Swiss chard is one of my very favorite vegetables. It is so easy to grow and unlike spinach which bolts at the first sign of heat, chard will grow all summer.
For 3 or 4 servings
- 1 bunch chard
- olive oil
- salt and pepper
Wash the chard. Strip the leaves from the ribs. Chop the ribs into a dice. In a pot large enough to hold the chard, bring about 3 or 4 tablespoons of water to a simmer with 1 tablespoon olive and a little salt. Add the diced ribs, cover and cook over fairly high heat a few minutes. When the ribs are softened somewhat, add all the leaves and stir. Cover, continue to cook quickly. Chard is ready when the leave are wilted and softened. Do not overcook! Drain and taste for seasoning.
My friend and former chef Susan Lindeborg used to make wonderful chard quesadillas. I remember that she used cooked chopped chard mixed with a few diced tomatoes, some cumin, a little garlic.
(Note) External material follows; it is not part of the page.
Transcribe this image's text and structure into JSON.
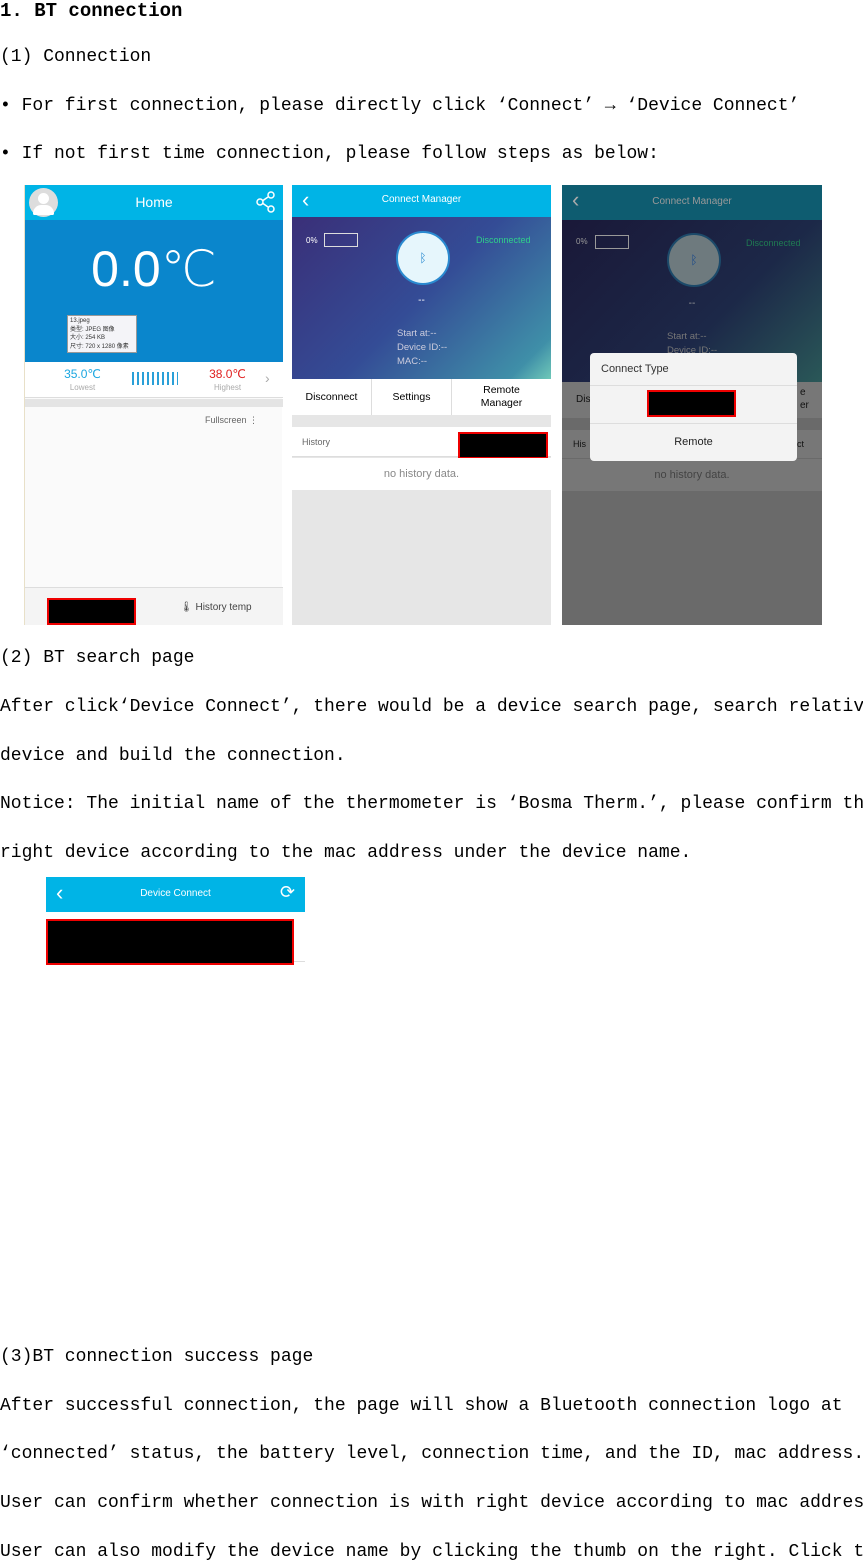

She mounded this mixture on top of a corn tortilla (which has been briefly sauteed) and then put a little shredded Mexican cheese on top and heated it under the broiler just to melt the cheese. They were served with a little spicy sauce. This makes a great vegetarian meal.
LAMP CHOPS ELEANORE
I got this from Vogue magazine around 1970. Quite rich, very yummy and not a strong liver taste. The recipe called for double rib lamb chops which were so expensive, I often used six single rib but good size chops, seared them and laid them on top of the mushroom/liver mixture and finished the baking that way.
- 6 chicken livers
- 1/2 pound mushrooms
- 4 T butter (or 2 T butter, 2 T cooking oil)
- salt, pepper
- 1 T finely chopped parsley
- 6 rib lamp chops – single or double rib (see above)
- a little more chopped parsley
Trim and finely chop chicken livers and mushrooms. Saute over low heat in 2 tablespoons of the butter, stirring frequently without letting them brown. Season with salt, pepper and add parsley.
Method 1: For single rib shops, sear them quickly on both sides in the remaining butter or oil, if you prefer. In an ovenproof dish, add the mushroom mixture and lay the chops on top. Cover and bake at 350 degrees for about 15 minutes.
Method 2: If you are using double chops, make a slit in each to form a pocket and stuff with the mushroom/liver mixture. Heat remaining butter or oil, add chops and sear on both sides. Place the stuffed chops in the ovenproof dish, cover and bake at 350 over for 25 minutes.
Arrange on platter and sprinkle with a little fresh parsley.
In spring, rhubarb is at its pinkest! It grows all the summer long but gradually becomes green. It’s delicious no matter what the color but never eat the leaves! (They are toxic.)
The simplest thing to do with rhubarb is make a compote. Cut up about 1 pound in small chunks and put it in a saucepan with a very small amount of water. Add a few tablespoons of sugar, cover and cook over medium heat until it is soft which will take less than 5 minutes! It won’t keep it’s shape and you may have to add more sugar but once it’s cooled, you will have a wonderful dessert to eat plain, with ice cream or heavy cream. In the morning with yogurt, it makes a delicious breakfast.
- 6 Tablespoons flour
- 4 Tablespoons sugar
- ¼ teaspoon salt
- 4 Tablespoons (1/2 stick) butter
- 1 pound rhubarb, cut into 1/2 inch pieces
- 1/3 cup sugar
- ¼ teaspoon cinnamon
Pan: any small quart size baking dish
- Combine flour, sugar and salt. Cut butter in small pieces and work into the flour mixture with your fingers until it is distributed. DON’T OVERDO this step. It’s a crumble after all.
- Arrange the fruit in the pan and mix in the sugar and cinnamon.
- Scatter the crumble mixture over the top.
- Bake at 350 for 30 minutes. The rhubarb should be tender and juicy.